UW News

February 4, 2010

Plan to reduce size of Faculty Senate moves closer to passing

At their meeting last week, senators approved a plan to restructure the Faculty Senate, reducing it from 267 to 110 members. The proposal now goes to a second senate reading, then to a vote by the full faculty, probably around finals week.

Efforts to reduce the number of senators go back three years, when then-Secretary of the Faculty Gerry Philipsen (who had previously served a term as senate chair) introduced the idea. The proposal approved at the meeting was crafted by the Faculty Council on Faculty Affairs.

If the plan is approved, each elected senator will represent 40 faculty rather than 15, as is currently the case. The one-to-15 ratio was established in 1956, when there were about 1,000 faculty members at the UW. There are now more than 4,000.

“We have heard repeatedly that the senate is too large and no one voice has much influence,” Senate Chair Bruce Balick told members in introducing the topic. “The senate has grown over the years while the senate staff has shrunk by a factor of two-and-a-half.”

Rich Christie, the chair of the Faculty Council on Faculty Affairs, who explained the legislation, cited efficacy and efficiency as the two reasons for the change.
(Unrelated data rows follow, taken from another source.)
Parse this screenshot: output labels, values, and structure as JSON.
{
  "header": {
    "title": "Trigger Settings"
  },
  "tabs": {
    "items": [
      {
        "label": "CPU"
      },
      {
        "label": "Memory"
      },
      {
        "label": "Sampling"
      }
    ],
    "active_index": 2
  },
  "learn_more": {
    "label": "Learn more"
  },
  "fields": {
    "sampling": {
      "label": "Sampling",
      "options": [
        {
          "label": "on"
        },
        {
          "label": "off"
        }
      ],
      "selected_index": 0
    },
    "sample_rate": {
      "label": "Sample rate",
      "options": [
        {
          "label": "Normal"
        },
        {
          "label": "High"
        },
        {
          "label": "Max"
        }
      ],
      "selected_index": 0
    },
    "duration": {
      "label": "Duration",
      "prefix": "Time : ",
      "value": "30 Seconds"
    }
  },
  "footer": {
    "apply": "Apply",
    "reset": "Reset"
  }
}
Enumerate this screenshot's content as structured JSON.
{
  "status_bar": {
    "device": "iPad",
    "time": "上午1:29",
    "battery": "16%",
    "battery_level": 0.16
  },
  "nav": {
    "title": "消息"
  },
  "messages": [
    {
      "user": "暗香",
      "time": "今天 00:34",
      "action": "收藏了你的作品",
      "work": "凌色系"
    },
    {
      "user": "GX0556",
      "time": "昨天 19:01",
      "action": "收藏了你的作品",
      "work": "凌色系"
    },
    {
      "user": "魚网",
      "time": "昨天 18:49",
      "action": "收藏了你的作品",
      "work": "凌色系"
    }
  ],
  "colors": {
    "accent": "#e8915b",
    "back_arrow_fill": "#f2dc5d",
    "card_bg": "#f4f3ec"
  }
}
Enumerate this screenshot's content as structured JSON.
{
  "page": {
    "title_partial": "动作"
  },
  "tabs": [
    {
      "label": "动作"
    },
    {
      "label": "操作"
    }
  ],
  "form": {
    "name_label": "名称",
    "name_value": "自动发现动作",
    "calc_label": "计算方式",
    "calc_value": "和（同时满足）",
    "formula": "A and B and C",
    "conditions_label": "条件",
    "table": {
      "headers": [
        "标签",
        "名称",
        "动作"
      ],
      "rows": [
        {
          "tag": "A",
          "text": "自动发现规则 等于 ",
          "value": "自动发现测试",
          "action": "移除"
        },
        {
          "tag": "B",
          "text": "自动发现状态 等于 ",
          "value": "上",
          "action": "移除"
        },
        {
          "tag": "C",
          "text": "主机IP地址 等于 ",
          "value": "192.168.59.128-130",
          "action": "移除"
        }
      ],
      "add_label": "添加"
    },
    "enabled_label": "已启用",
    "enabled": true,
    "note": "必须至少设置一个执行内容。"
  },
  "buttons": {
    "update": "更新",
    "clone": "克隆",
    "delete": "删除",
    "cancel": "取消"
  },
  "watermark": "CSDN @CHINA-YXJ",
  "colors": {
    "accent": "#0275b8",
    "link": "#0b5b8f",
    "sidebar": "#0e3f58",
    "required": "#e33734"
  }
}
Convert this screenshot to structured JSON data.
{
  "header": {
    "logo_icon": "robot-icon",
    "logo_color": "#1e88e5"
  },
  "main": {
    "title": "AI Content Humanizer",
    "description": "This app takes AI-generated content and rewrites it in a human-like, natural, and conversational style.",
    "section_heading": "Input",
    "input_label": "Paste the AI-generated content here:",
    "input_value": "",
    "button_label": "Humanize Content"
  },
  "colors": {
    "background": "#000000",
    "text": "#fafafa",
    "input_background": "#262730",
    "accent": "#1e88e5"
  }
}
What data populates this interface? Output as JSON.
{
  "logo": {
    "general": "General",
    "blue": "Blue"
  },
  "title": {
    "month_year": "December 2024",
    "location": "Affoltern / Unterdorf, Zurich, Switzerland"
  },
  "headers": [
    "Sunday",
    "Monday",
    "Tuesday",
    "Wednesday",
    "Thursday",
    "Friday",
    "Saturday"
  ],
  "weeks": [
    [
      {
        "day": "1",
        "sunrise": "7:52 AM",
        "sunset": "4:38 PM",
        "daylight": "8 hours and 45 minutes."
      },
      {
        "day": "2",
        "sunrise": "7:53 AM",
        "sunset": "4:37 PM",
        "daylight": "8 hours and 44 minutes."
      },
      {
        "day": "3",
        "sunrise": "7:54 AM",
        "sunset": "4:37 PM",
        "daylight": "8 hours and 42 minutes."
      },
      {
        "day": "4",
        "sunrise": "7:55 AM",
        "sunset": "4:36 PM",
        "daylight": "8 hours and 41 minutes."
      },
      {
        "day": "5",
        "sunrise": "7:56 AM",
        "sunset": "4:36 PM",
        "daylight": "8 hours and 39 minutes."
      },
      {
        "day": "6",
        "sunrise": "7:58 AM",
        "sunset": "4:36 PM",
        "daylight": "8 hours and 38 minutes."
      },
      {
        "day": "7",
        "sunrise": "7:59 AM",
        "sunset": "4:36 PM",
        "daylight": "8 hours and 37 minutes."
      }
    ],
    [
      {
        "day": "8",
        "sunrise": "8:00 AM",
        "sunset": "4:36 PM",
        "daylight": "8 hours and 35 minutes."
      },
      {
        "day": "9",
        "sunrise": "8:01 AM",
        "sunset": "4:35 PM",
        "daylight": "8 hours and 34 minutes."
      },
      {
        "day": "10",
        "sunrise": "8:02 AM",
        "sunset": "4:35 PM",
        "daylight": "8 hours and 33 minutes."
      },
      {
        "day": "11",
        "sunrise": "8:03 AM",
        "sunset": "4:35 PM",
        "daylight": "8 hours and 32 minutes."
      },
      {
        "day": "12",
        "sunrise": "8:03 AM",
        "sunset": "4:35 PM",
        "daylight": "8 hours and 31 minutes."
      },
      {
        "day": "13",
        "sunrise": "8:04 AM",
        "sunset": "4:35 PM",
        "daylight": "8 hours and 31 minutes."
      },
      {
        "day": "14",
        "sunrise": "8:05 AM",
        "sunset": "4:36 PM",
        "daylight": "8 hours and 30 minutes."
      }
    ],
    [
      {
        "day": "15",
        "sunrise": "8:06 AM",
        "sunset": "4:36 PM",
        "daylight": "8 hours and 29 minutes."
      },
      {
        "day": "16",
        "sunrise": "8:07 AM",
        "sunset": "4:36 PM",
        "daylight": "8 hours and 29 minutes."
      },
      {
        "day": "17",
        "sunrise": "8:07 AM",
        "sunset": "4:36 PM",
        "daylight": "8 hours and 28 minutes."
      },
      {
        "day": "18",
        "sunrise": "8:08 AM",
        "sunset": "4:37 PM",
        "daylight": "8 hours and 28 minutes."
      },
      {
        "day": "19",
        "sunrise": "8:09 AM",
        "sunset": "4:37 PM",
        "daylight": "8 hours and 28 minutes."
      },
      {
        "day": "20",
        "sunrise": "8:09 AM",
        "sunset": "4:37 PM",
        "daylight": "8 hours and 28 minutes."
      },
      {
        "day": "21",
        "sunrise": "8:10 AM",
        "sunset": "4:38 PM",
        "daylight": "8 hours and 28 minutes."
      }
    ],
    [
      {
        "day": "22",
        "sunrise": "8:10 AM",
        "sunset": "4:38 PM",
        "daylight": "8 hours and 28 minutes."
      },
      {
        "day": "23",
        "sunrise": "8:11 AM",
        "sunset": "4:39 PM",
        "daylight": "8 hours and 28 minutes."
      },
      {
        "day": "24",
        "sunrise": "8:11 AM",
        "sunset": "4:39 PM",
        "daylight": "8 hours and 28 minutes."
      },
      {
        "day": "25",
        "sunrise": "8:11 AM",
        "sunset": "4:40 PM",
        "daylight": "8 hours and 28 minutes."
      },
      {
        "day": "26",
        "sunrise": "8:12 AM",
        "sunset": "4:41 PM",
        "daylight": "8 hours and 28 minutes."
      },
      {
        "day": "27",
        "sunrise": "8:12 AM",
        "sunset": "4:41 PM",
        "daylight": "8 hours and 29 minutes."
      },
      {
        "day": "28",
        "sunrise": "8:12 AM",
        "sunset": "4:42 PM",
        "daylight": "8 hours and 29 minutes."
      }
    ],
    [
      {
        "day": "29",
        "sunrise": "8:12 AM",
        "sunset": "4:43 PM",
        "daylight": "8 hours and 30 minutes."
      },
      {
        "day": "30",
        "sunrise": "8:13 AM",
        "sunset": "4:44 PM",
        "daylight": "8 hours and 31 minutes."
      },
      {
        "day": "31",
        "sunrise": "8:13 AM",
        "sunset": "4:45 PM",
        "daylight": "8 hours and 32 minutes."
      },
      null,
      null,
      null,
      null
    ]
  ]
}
He said the council hoped the smaller size would produce better debates of the issues and “good governance with less faculty time and office staff effort.”

The UW, Christie said, has the largest senate among its “strategic peer institutions” — 12 large public universities with an attached medical school. Even if the proposal is passed, the UW would only drop to number three on that list.

“The council wrestled with how to reconcile broad representation with proportionality,” Christie told senators. “There’s no way to reduce the size of the senate, retain the current departmental representation and have proportional representation.”

In the end the council decided that senate representation should be by college, campus or school, and that college councils would control nominations in order to assure the fairest unit representation. College councils have the most local knowledge, Christie said.

Under the current system, every qualified faculty member’s name appears on the ballot for Faculty Senate representative, producing a situation in which many people get a few votes and runoffs have to be held, in the end resulting in someone being elected who may not have agreed to serve.

“We hope that college council representatives will talk to people and find nominees who have an interest in serving,” Christie said.

The legislation also reduces the size of the Senate Executive Committee from the current 31 voting members to 17. New to the committee will be eight members elected from among senators. There will be three members elected from the chairs of faculty councils (all 14 council chairs currently serve). The University president, the senate chair and vice chair and the chair of the Senate Committee on Planning and Budgeting will continue to serve. The chairs of faculty organizations at UWB and UWT will continue to serve as ex officio members with votes.

The senate debated the proposal for more than an hour before passing it. Senators voiced concerns about the loss of representation, and some said they doubted that a smaller body would necessarily produce better discussions. Some questioned the choice of college councils to coordinate nominations.

At one point an amendment was proposed suggesting that faculty representation be one-to-30 rather than one-to-40, but the amendment was defeated.

Final passage was by an overwhelming majority, so that individual votes did not need to be counted.

The legislation will go back to the senate for a final vote on March 11. If it passes again, then Marcia Killien, secretary of the faculty, will send it to every voting member of the faculty for a final faculty vote. If the legislation is approved by the faculty, it then goes to the president for consideration and final approval.

“Bear in mind that in our system of shared governance, all senate legislation is advisory to the president,” Balick said.

If the legislation is approved by the end of the winter quarter then the new structure goes into effect for Faculty Senate elections in the spring. The first meeting of the downsized senate would be next fall.